Centauri Dreams has long championed Webster Cash’s innovative New Worlds mission concepts, which would use a ‘starshade’ to block the light of distant stars to reveal their planetary systems. Cash envisions using multiple spacecraft for this assignment, one the starshade itself, the other a telescope that would make the needed observations. After a series of ups and downs, New Worlds now receives new life in the form of a $1 million award from NASA to study the starshade’s possibilities.
Remember that we’re still at an early research level when it comes to funding of this kind — the actual observatory, a design Cash calls New Worlds Observer — would cost an estimated $3.3 billion to design and build. Other mission concepts are still in play (fully nineteen observatory concepts have been chosen for further study), so the road ahead is by no means clear as we look toward space missions that can identify Earth-like planets around other stars. But Cash’s designs are well vetted, and should prove attractive to those responsible for narrowing the field.
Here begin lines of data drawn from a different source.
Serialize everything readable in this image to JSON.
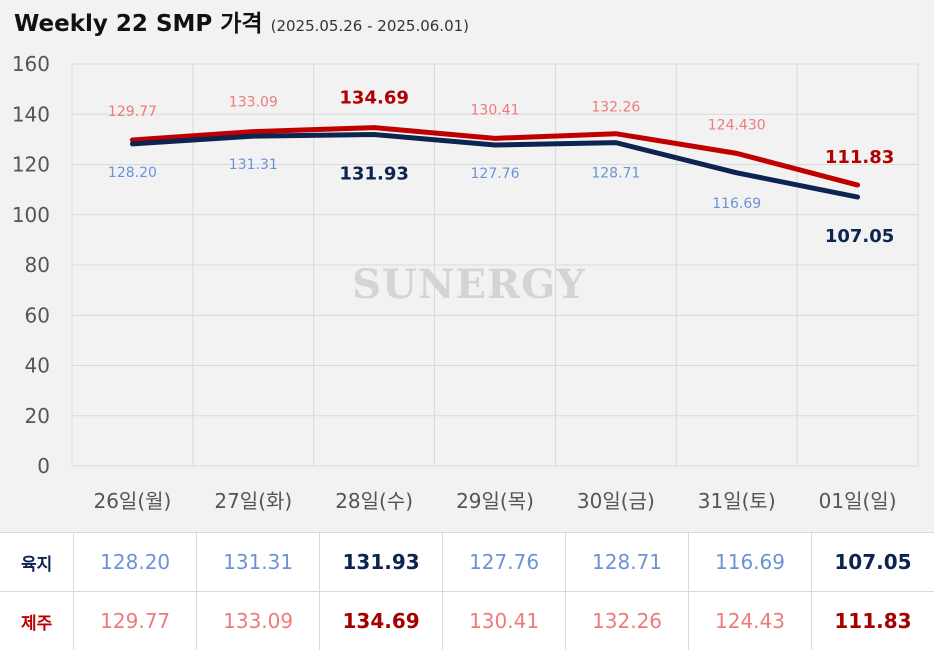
{
  "title": {
    "main": "Weekly 22 SMP 가격",
    "sub": "(2025.05.26 - 2025.06.01)"
  },
  "watermark": "SUNERGY",
  "colors": {
    "land_line": "#0d2350",
    "land_label": "#6b93d6",
    "jeju_line": "#c00000",
    "jeju_label": "#ee7b7b"
  },
  "chart_data": {
    "type": "line",
    "categories": [
      "26일(월)",
      "27일(화)",
      "28일(수)",
      "29일(목)",
      "30일(금)",
      "31일(토)",
      "01일(일)"
    ],
    "ylim": [
      0,
      160
    ],
    "yticks": [
      "0",
      "20",
      "40",
      "60",
      "80",
      "100",
      "120",
      "140",
      "160"
    ],
    "grid": true,
    "series": [
      {
        "name": "육지",
        "values": [
          128.2,
          131.31,
          131.93,
          127.76,
          128.71,
          116.69,
          107.05
        ],
        "labels": [
          "128.20",
          "131.31",
          "131.93",
          "127.76",
          "128.71",
          "116.69",
          "107.05"
        ],
        "highlight": [
          false,
          false,
          true,
          false,
          false,
          false,
          true
        ]
      },
      {
        "name": "제주",
        "values": [
          129.77,
          133.09,
          134.69,
          130.41,
          132.26,
          124.43,
          111.83
        ],
        "labels": [
          "129.77",
          "133.09",
          "134.69",
          "130.41",
          "132.26",
          "124.430",
          "111.83"
        ],
        "highlight": [
          false,
          false,
          true,
          false,
          false,
          false,
          true
        ]
      }
    ]
  },
  "table": {
    "rows": [
      {
        "label": "육지",
        "values": [
          "128.20",
          "131.31",
          "131.93",
          "127.76",
          "128.71",
          "116.69",
          "107.05"
        ]
      },
      {
        "label": "제주",
        "values": [
          "129.77",
          "133.09",
          "134.69",
          "130.41",
          "132.26",
          "124.43",
          "111.83"
        ]
      }
    ]
  }
}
At right is a simulation of what New Worlds Observer might see if pointed at Sol from 10 parsecs out. The blue bulge at the top is the Earth; the second object is Venus. To do this kind of work, NWO would use a starshade fifty yards in diameter, placed at Lagrange point 2 (L2), where a stable orbit can be achieved that balances the gravitational effects of the Sun and the Earth. The projected four-meter telescope is considerably larger and more powerful than the Hubble Space Telescope. Telescope and occulter would be stationed some 50,000 kilometers from each other along the line of sight to a nearby star, with the starshade moved as needed to select a variety of targets (you can see that two starshades would make even more sense, one able to move into position on the next star while the first observes its target).
Image: A simulated image of the inner solar system taken at 10 parsecs with a 4-meter telescope. Credit: Phil Oakley.
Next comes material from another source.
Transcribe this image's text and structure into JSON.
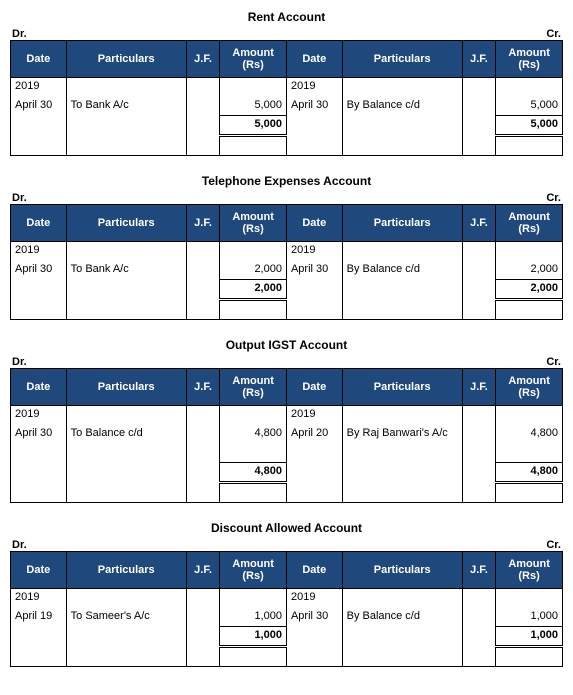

What to do with New Worlds Observer? The detection of the light of individual planets would allow us to understand the entire exoplanetary system, while using spectroscopy to analyze atmospheres for biomarkers like methane, oxygen and water. Photometric methods could show us variations in color as surface features rotate in and out of view. Take those methods to the max and you may be able to identify oceans, continents, polar caps and cloud banks. New Worlds Observer is a powerful concept that can advance our knowledge of rocky worlds around other stars and pave the way for more expansive missions to come.